The Kafkaesque absurdity of Peter Dutton’s dysfunctional Home Affairs Department has come to this: Australians are increasingly stuck in offshore limbo by a partner visa system guaranteed to generate ever-longer processing times with no regard for the suitability of otherwise of the people involved.
A quick example? A woman who has a PhD in economics from the University of WA, married to an Australian and the mother of an Australian, is forbidden entry into Australia while caught in a two-years-and-growing queue to have her partner visa application processed.
Her fifth-generation Australian husband also is eminently qualified and highly employable as an actuary.
If he renounced his Australian citizenship and applied for a skills visa, odds are he would be able to bring his young family to Australia more quickly and cheaply than joining the partner visa queue.
This is a queue that is expensive to join – $8000 please – and has no respect or care for individual circumstances.
It doesn’t matter how strong or weak the case is for a visa.
And the simple mathematics of the system’s administration means it gets worse by the day.

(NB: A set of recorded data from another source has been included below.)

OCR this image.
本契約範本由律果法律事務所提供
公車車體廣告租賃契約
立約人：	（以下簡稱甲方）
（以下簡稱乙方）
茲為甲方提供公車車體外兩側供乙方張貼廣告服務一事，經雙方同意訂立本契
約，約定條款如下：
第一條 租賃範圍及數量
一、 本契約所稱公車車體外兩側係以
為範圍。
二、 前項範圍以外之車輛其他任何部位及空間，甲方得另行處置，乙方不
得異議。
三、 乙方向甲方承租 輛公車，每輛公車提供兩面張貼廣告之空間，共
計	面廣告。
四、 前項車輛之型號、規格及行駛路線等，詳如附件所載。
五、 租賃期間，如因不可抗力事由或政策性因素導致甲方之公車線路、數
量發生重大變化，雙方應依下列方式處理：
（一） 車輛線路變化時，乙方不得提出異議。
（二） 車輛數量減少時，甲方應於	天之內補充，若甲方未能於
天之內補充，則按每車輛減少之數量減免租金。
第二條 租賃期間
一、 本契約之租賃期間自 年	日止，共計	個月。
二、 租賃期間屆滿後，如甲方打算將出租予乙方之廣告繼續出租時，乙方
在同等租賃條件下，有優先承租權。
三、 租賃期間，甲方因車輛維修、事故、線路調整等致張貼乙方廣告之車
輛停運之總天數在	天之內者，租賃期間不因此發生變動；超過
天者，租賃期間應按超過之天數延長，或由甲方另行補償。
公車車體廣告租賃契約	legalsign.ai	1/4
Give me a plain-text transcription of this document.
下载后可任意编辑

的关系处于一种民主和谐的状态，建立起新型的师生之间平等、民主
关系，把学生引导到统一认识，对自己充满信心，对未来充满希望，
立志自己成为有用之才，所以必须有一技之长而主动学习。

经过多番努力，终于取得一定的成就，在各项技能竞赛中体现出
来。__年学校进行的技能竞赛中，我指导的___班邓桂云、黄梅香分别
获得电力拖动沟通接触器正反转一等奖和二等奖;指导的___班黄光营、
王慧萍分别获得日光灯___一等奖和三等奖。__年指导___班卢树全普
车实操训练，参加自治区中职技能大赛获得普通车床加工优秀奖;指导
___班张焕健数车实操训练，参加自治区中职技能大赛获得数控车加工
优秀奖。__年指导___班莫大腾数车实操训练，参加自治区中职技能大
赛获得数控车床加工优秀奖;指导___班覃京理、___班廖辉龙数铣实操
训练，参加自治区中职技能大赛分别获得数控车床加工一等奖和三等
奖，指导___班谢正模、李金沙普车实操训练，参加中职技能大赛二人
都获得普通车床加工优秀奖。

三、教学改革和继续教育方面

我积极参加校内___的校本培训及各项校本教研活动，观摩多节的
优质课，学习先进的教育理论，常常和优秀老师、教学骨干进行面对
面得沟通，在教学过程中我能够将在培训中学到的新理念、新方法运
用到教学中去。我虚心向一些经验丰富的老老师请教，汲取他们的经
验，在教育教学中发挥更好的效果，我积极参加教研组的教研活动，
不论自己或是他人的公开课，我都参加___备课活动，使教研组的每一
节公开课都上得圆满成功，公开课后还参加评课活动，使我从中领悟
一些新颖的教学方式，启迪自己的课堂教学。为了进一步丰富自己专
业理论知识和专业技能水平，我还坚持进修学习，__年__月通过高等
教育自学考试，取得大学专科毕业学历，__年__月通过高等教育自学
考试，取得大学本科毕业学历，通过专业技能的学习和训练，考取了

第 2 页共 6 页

The Department of Home Affairs 2018-19 immigration program report last week showed that, in round numbers, 60,000 partners of Australians paid their money last year to join the queue of 90,000 people for one of 40,000 partner visas issued each year – the reduced cap set by Mr Dutton in 2017-18.
The department approves 90 per cent of applications and knocks back about 10 per cent, a proportion that has been steady for years.